Tiba-tiba, teleponnya berdering, dari nomor yang tidak dikenalnya.
"Halo?"
"Apakah ini Tuan Damian Wijaya? Kami dari Kepolisian Wilayah B. Mobil dengan plat nomor perusahaan Anda mengalami kecelakaan tunggal di Tol Kilometer 85."
Dunia Damian mendadak sunyi.
"Siapa yang mengemudi?" tanya Damian, suaranya tercekat.
"Nyonya Risa Wijaya. Kondisinya..." Suara polisi itu ragu-ragu. "Tolong segera datang ke Rumah Sakit Mitra Utama. Kondisi beliau kritis, Tuan."
Kata "kritis" menghantam Gunung Es dalam diri Damian dengan kekuatan ribuan ton. Ia menjatuhkan teleponnya. Wajah pucat Risa di ruang rapat, kelelahan yang ia lihat tadi malam—semua itu kini terasa seperti pisau yang menusuk penyesalannya.
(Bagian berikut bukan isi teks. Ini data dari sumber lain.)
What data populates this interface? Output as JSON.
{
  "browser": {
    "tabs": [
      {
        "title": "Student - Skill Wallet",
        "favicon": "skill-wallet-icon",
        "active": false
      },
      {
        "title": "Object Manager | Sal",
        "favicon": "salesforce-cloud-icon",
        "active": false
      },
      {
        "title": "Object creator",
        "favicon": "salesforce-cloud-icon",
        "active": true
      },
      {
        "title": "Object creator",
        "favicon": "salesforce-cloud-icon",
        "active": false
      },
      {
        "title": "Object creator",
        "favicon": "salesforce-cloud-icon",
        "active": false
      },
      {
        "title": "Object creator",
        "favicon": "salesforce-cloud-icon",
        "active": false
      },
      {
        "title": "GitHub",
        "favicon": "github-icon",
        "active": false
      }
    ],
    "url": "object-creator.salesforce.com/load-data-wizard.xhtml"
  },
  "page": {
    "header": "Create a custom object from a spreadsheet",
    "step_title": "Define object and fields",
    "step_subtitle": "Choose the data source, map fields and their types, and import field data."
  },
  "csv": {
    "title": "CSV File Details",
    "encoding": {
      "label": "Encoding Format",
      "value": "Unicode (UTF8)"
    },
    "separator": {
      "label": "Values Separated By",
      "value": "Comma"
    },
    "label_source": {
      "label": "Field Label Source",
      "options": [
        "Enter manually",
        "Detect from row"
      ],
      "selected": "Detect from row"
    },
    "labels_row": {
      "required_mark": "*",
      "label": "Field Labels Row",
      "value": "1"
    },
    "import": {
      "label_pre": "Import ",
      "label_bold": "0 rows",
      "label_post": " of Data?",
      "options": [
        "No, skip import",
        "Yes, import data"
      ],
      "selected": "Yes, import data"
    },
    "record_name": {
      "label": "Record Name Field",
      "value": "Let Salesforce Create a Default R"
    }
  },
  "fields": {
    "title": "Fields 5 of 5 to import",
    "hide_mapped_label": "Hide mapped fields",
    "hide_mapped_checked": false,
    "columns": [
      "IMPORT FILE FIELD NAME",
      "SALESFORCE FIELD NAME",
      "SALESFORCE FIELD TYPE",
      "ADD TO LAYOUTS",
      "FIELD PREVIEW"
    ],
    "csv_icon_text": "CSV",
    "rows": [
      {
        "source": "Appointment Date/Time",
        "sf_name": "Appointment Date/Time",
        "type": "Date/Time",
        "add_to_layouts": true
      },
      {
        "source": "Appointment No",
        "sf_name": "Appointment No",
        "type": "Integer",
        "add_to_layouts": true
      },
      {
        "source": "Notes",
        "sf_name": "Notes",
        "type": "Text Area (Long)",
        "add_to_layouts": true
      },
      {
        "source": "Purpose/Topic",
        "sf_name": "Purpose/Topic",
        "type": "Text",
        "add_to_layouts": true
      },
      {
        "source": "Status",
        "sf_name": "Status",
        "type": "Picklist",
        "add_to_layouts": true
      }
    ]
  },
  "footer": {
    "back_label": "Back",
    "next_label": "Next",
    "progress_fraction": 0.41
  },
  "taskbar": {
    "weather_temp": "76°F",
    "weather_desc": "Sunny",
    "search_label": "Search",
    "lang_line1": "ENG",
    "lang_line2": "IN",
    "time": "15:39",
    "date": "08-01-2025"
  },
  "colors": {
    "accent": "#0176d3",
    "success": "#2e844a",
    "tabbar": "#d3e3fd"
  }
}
Dia kecelakaan. Sendirian. Dalam perjalanan yang aku paksa dia lakukan.
Damian segera berlari meninggalkan kantornya, untuk pertama kalinya dalam lima tahun, ia tidak memikirkan pekerjaan. Yang ia pikirkan hanya Risa, istrinya, yang mungkin kini sekarat karena ia terlalu sibuk bermain sandiwara.